WAUCHULA, Fla. — Gov. Ron DeSantis signed a bill banning the sale of lab-grown meat.
Senate Bill 1084, sponsored by Sen. Jay Collins, R-Tampa, will make changes related to the Florida Department of Agriculture and Consumer Services (FDACS) with the most notable being the ban on the manufacture of cultivated meat.
It’s a wide-ranging bill and would also ban local regulation of electric-vehicle charging stations by putting oversight under FDACS, which controls pumps at gas stations.
"Take your fake lab-grown meat elsewhere. We're not doing that in the state of Florida," DeSantis said at a news conference in Hardee County. He later signed the legislation into law there.
Supporters of the bill question the safety of cultivated meat. A potential research ban was removed from earlier versions of the bill because legislators thought the ban might affect the space industry. That industry is looking at cultivated meats for long-term space journeys.
Rep. Dean Black, R-Jacksonville, was one of the 86 lawmakers in the House who voted to pass the bill.

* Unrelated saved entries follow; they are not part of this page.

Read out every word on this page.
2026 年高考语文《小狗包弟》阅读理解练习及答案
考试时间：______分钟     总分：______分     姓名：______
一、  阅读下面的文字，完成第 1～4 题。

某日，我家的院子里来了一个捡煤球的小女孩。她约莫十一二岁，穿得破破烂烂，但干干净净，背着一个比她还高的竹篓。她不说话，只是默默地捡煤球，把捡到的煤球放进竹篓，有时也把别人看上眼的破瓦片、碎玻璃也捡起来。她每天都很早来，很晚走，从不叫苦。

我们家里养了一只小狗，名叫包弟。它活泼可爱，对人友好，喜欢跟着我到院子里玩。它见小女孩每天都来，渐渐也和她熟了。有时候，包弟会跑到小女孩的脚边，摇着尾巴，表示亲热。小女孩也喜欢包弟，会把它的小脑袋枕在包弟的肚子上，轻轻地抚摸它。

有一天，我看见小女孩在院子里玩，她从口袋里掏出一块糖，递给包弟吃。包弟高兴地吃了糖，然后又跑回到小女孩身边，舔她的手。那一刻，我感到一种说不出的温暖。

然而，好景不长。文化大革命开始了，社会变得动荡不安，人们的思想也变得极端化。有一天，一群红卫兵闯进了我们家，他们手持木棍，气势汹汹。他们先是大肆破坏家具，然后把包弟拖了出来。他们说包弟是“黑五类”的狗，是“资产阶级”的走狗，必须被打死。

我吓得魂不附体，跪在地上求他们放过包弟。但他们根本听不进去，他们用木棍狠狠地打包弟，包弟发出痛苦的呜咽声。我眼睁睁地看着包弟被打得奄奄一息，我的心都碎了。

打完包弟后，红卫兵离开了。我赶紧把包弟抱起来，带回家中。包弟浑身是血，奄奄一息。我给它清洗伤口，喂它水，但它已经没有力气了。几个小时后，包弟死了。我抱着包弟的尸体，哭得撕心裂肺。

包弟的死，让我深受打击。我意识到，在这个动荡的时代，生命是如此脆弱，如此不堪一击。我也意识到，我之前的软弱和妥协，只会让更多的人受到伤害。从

“I think it is fine to develop moon meat," he said at a House meeting. "I think they can make it on the moon and export it to Mars, and it’s fine to have Martian meat too. If you go to the moon and if you go to Mars, you should be allowed to get it there, but you sure as heck shouldn’t be able to get it anywhere in this country and sure as heck not here in Florida."
Cultivated meat is made by taking cultured cells from animals and growing them in a controlled setting to make food.
The bill passed 26-10 in the Senate and 86-27 in the House. It was voted mostly on party lines.
The new law will make it a second-degree misdemeanor to sell or manufacture this type of meat and will go into effect July 1.
The governor also awarded $6 million to Hardee County for industrial development.
DeSantis' visit to Hardee County came only a day after the governor made a stop in Tampa where he spoke on the new six-week abortion law, which took effect on Wednesday.